DPT makes RAID controllers and other storage products for sale directly to PC manufacturers or resale through wholesalers to computer dealers.
Adaptec will use DPT's technology to further its penetration into the storage area network, external RAID, and Unix storage markets.
In the short term, Adaptec will support DPT's existing customers and products, but the company plans to merge product lines as soon as possible.
"RAID is one of the key growth areas, particularly because of the demand for online information and people's desire to protect it," said Bob Schultz, Adaptec's chief operating officer. "This acquisition is about how we continue to feel that growth in our RAID business. We believe a key to winning in that market is having a family of products that allow customers a smooth migration, so they can move from an integrated RAID solution up to a storage area network."
Adaptec expects to conclude the acquisition sometime between mid-December to mid-January. The company plans layoffs related to the merger.
Adaptec's strength is more in embedded and integrated RAID solutions, but through DPT the company will bolster its portfolio of external RAID products, which are essential building blocks for storage area networks.

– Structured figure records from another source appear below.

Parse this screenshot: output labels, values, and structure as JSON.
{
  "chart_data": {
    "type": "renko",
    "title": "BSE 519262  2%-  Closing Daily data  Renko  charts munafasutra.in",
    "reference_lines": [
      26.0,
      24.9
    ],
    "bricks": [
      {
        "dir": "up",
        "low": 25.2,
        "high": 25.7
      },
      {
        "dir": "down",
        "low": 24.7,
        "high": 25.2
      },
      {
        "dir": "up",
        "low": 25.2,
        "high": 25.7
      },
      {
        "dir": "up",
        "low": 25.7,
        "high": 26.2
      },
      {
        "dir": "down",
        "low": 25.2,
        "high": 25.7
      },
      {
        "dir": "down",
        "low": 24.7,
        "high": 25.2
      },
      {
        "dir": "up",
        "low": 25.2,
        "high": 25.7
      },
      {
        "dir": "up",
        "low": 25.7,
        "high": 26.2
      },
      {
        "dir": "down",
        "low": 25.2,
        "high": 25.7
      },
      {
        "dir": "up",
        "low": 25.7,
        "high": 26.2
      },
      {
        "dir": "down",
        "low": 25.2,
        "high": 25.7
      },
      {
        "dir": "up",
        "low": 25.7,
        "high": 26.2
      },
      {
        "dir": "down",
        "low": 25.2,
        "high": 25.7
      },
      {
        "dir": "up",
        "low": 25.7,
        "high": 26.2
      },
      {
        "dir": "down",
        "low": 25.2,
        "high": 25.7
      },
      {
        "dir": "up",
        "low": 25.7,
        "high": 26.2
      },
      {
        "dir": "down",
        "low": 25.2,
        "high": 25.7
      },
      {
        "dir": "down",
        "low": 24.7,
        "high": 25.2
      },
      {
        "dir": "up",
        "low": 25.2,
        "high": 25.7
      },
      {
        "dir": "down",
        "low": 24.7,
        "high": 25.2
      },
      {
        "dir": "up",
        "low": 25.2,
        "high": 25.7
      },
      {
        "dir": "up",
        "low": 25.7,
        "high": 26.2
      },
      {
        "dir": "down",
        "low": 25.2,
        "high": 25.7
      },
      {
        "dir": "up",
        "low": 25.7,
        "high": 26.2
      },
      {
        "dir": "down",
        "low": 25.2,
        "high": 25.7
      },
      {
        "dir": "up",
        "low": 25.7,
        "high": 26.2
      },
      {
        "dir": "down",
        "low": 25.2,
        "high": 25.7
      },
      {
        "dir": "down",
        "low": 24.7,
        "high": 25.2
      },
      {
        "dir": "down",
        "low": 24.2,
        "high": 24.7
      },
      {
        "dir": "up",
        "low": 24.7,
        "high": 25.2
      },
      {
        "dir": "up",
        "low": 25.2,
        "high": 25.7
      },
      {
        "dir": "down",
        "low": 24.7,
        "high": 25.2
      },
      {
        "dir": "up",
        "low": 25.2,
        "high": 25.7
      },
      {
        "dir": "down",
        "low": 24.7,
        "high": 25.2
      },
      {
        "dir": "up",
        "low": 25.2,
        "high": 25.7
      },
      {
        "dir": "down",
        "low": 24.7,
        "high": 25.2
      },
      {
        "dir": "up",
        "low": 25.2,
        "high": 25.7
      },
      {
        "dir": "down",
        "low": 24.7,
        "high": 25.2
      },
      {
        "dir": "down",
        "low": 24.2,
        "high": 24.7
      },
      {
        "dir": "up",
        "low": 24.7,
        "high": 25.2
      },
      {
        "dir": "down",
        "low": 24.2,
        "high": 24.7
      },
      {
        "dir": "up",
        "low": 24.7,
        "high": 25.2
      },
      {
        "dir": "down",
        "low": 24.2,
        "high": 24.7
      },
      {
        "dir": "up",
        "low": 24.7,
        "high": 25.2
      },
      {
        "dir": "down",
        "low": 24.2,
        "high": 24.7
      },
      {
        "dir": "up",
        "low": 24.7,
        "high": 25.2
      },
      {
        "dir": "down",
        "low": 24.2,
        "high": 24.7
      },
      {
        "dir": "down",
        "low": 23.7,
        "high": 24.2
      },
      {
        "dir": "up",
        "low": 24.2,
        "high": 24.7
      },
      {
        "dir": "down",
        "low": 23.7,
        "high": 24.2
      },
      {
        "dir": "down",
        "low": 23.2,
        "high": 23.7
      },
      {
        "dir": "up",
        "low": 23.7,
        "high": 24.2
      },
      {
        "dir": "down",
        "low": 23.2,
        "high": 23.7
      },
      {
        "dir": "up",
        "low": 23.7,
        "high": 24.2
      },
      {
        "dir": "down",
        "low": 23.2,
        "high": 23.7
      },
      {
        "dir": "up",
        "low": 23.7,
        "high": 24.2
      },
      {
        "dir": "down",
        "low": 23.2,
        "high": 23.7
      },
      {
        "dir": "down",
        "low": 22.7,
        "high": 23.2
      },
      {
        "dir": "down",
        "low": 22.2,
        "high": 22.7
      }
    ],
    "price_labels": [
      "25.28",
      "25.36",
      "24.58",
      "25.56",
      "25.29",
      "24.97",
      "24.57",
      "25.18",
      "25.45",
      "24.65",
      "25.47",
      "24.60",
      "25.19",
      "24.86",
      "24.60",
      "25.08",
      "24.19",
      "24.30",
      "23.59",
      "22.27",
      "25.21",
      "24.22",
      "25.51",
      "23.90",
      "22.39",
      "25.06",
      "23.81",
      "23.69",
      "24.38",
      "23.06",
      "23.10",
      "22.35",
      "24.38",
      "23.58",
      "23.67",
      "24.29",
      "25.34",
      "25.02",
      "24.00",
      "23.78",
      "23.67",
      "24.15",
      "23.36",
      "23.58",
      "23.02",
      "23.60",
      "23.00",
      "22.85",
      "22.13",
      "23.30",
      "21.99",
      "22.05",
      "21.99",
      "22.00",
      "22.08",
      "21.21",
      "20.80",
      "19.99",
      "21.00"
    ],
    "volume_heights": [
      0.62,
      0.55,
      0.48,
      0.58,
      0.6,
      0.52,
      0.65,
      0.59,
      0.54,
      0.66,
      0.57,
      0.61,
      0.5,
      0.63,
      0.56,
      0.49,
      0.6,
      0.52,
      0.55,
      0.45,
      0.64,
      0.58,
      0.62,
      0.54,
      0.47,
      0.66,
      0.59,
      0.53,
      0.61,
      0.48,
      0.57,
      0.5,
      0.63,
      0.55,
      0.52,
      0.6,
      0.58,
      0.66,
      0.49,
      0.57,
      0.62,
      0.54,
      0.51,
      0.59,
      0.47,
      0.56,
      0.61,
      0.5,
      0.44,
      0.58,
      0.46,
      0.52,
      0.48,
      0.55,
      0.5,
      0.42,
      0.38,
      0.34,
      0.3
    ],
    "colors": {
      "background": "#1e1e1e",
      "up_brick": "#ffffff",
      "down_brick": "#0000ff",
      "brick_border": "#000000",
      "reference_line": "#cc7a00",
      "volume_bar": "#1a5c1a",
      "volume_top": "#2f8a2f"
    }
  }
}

Where Adaptec gains most is its RAID board controller business, which are components essential to developing larger components for connecting storage area networks to servers, said James Porter, president of Disk/Trend.
Adaptec and DPT sold about 42,000 and 56,500 RAID controller boards, respectively, in 1998, far behind market leader American Megatrends with 258,000, according to Disk/Trend.
"It's a move that would essentially double the RAID board business that Adaptec has and strengthens their movement into RAID board controllers, although it doesn't put them in a leadership position," Porter said.